Rep. Dennis Powers, R-jacksboro, who sponsored the bill, told the committee the firing squad could be an option for the Department of Correction but would not be the first choice for execution.

Powers said a survey of death row inmates found the firing squad is their preferred form of execution, and they’d have a say in which method of execution is used.

“It’s the most humane, and quickest and most effective method,” Powers said. “Right now, we need to have another option for them.”

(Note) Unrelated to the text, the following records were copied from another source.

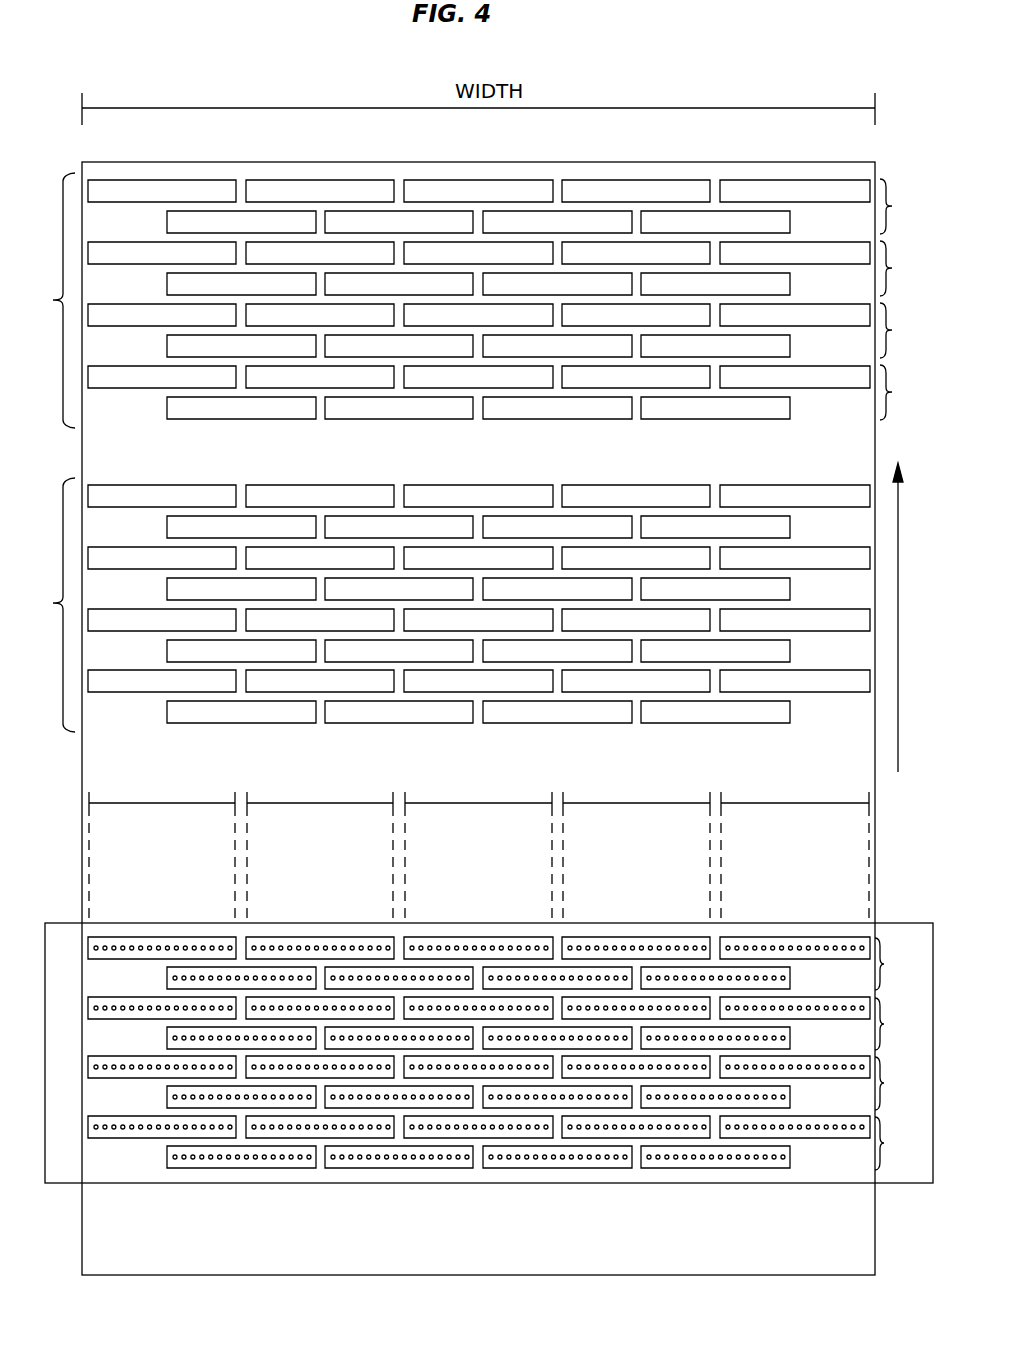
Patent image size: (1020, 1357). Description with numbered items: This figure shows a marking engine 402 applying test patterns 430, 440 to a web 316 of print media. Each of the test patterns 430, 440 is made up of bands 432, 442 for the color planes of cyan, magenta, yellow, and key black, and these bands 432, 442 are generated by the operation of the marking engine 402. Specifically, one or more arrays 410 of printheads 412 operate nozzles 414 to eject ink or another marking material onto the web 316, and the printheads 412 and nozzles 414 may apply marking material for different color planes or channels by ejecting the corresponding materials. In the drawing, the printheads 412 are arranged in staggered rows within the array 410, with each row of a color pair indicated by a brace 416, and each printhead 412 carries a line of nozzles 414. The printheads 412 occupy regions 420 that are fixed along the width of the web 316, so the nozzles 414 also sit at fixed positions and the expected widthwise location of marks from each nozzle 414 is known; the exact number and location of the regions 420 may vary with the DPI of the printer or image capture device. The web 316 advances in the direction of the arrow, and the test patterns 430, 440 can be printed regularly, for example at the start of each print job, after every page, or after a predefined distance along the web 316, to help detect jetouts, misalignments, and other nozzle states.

The marking engine 402 is at (782, 1207).
The web 316 is at (876, 446).
The array 410 is at (327, 1183).
The printhead 412 is at (188, 937).
The nozzle 414 is at (122, 946).
The nozzle array pair 416 is at (508, 1052).
The region 420 is at (165, 803).
The test pattern 430 is at (444, 605).
The band 432 is at (167, 518).
The test pattern 440 is at (467, 300).
The band 442 is at (167, 213).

Powers told the committee that TDOC, which consists of 10 state-run and four privately run prisons, was not philosophi­cally opposed to the bill. Executions of death row inmates are carried out at Riverbend Maximum Security Institutio­n in Nashville.

The state is reviewing and revising their policies regarding executions for death row inmates after a report detailed failures in the TDOC’S lethal injection protocols.

When asked how an execution by firing squad would be carried out, Powers explained that the inmate would likely have a target placed over their heart and be restrained in a chair. TDOC staff members would line up with guns, one loaded with a blank to obscure who fired the fatal shot.

Rep. Gloria Johnson, D-knoxville, sounded off against the firing squad proposal.

“I feel like this is a move backward for Tennessee, this is absolutely not the direction we should be heading and if you read the descriptio­n of death by electric chair or by firing squad, it’s horrendous,” Johnson said. “I think we should be a civil society and cruel and unusual punishment is not acceptable in a civil society.”

Powers said the bill is not unconstitu­tional, adding that the bill creates another option.

“Maybe we need to think about the victims, and not the perpetrato­rs,” Powers said. “Some people, when they commit these heinous crimes, like first-degree murder, they give up their right to life.”

Rep. G.A. Hardaway, D-memphis, said he would not support the bill after detailing the pain caused by gunshots to the chest and heart that can shatter bones, the spine and make the death painful.

Powers reiterated the pain caused to a family of the inmate’s victim.

“I don’t have a whole lot of empathy for people who suffer pain during an execution,” Power said.

Community speaks out

In addition to some lawmakers speaking out against the proposed bill, community members have voiced their concern over adding a firing squad and hanging to its methods of execution.

“Everyone, no matter where they live, the color of their skin, or even the actions of their past, has been created in the image of God,” said the Rev. Kevin Riggs, pastor of Franklin Community Church.

“A bill calling to expand the death penalty by firing squad, and even lynching, is deplorable, immoral and takes us back to the dark days of Jim Crow. I’m appalled by the words of Representa­tive Sherrell. Suggesting firing squads and lynchings is unconscion­able. Tennessee should be moving in the direction of outlawing state sanctioned killings, instead of toward more killings and in more inhumane ways than already exist. There is no moral way to murder another person.”